「君の名は。」興行収入100億円突破…非ジブリアニメで初の大ヒット3つの要因

2016年9月24日6時0分  スポーツ報知
  • 興収100億円を突破した映画「君の名は。」(c)2016「君の名は。」製作委員会
  • 日本映画の歴代興収ランキング

 東宝は23日、アニメ映画「君の名は。」(新海誠監督)の興行収入が100億円を突破したと発表した。日本映画では「風立ちぬ」(宮崎駿監督、13年)以来、約3年ぶりの大台到達。スタジオジブリ製作以外のアニメでは初めてで、日本映画の歴代興収9位にランクインした。観客動員は770万人を突破し、社会現象となっている同作の大ヒットの要因に迫った。

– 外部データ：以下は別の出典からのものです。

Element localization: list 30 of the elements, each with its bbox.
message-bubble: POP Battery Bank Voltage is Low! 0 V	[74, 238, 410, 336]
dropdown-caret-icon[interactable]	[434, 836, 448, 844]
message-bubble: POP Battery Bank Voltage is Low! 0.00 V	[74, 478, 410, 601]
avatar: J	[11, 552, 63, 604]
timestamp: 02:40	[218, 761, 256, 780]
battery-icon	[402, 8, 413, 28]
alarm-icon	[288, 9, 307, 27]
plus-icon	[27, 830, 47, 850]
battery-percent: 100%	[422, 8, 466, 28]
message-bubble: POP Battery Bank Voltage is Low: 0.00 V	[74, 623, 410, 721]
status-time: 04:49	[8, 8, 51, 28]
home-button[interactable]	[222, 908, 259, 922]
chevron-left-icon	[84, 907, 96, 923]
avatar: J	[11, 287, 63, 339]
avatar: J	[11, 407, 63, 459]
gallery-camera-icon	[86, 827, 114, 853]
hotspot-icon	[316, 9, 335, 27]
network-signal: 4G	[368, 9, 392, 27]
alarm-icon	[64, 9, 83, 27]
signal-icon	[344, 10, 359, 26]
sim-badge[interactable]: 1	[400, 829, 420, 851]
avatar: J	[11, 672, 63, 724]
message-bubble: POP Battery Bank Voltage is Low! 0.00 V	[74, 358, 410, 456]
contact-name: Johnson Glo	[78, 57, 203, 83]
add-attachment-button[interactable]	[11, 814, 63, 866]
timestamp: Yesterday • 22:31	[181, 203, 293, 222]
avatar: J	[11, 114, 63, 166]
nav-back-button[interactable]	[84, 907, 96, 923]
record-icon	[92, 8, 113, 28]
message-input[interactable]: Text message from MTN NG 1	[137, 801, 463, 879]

 「君の名は。」は、不思議な力で体が入れ替わる高校生の男女の青春ファンタジー。映画に登場する場所を“聖地巡礼”するファンが殺到するなど社会現象となっている。公開から28日間での大台突破は、日本歴代3位の254・8億円を記録した「アナと雪の女王」の37日間を上回るハイペースだ。東宝関係者によると、ヒットの要因は3点ある。

 〈1〉斬新で奥行きある物語

 漫画や小説の映像化ではなくオリジナル。「男女の距離感を描くことに定評のある新海監督と小説家としても活躍する(東宝の)川村元気プロデューサーが試行錯誤して練り上げた」と関係者。伏線を張り巡らせ、奥行きのある物語に仕上げたことで、リピーターの獲得につながった。

 〈2〉実写と見間違う映像美

 東京駅や新宿駅、岐阜県の飛騨地方など、実写と見間違うほどの繊細なタッチで世界観を作り上げた。物語の鍵を握る彗星(すいせい)の描写は特に美しく、強烈な印象を残す。別の関係者は「いわゆるアニメオタクではない、一般のファンも楽しめるキャラクターデザインが特徴的」とも指摘。作画監督を務めたジブリ出身の安藤雅司氏、キャラクターデザインを担当した田中将賀氏の手腕も大きいという。

 〈3〉世界観ぴったり声優陣

 男子高校生・立花瀧役の神木隆之介(23)と女子高校生・宮水三葉役の上白石萌音(18)の声が好評だ。「千と千尋の神隠し」などジブリ作品も経験している神木の演技は「圧巻の一言」と新海監督。オーディションで役を勝ち取った上白石にも「僕が想像していた三葉そのもの。存在自体が作品の世界観にぴったり」と賛辞を贈る。特に男女の入れ替わりを声だけで見事に表現して観客を引きつけた。

 ジブリやディズニー作品は親子連れを主なファン層としているが「10代後半から20代の男女に強く支持されている。カップルはもちろん、部活やサークルなど大人数のグループで劇場を訪れ、感動を共有するケースが目立つ」と関係者。若者たちがSNSで前向きな感想を拡散させたことで、さらに世代を超えてクチコミが爆発している。新海監督の前作「言の葉の庭」(13年)は1・5億円。当初は10倍の15億円を目標としていたが、100倍の150億円も射程内に入ってきた。

 ◆あらすじ 東京で暮らす男子高校生の瀧(たき=神木)と山奥の田舎町に住む女子高校生の三葉(みつは=上白石)。1000年ぶりの彗星来訪を1か月後に控えたある日、夢の中で入れ替わり、相手の人生を生きていることに気付く。2人は反発しながらも特別な存在として意識し始め、会いに行こうと決心するが、意外な運命が待ち受けている―。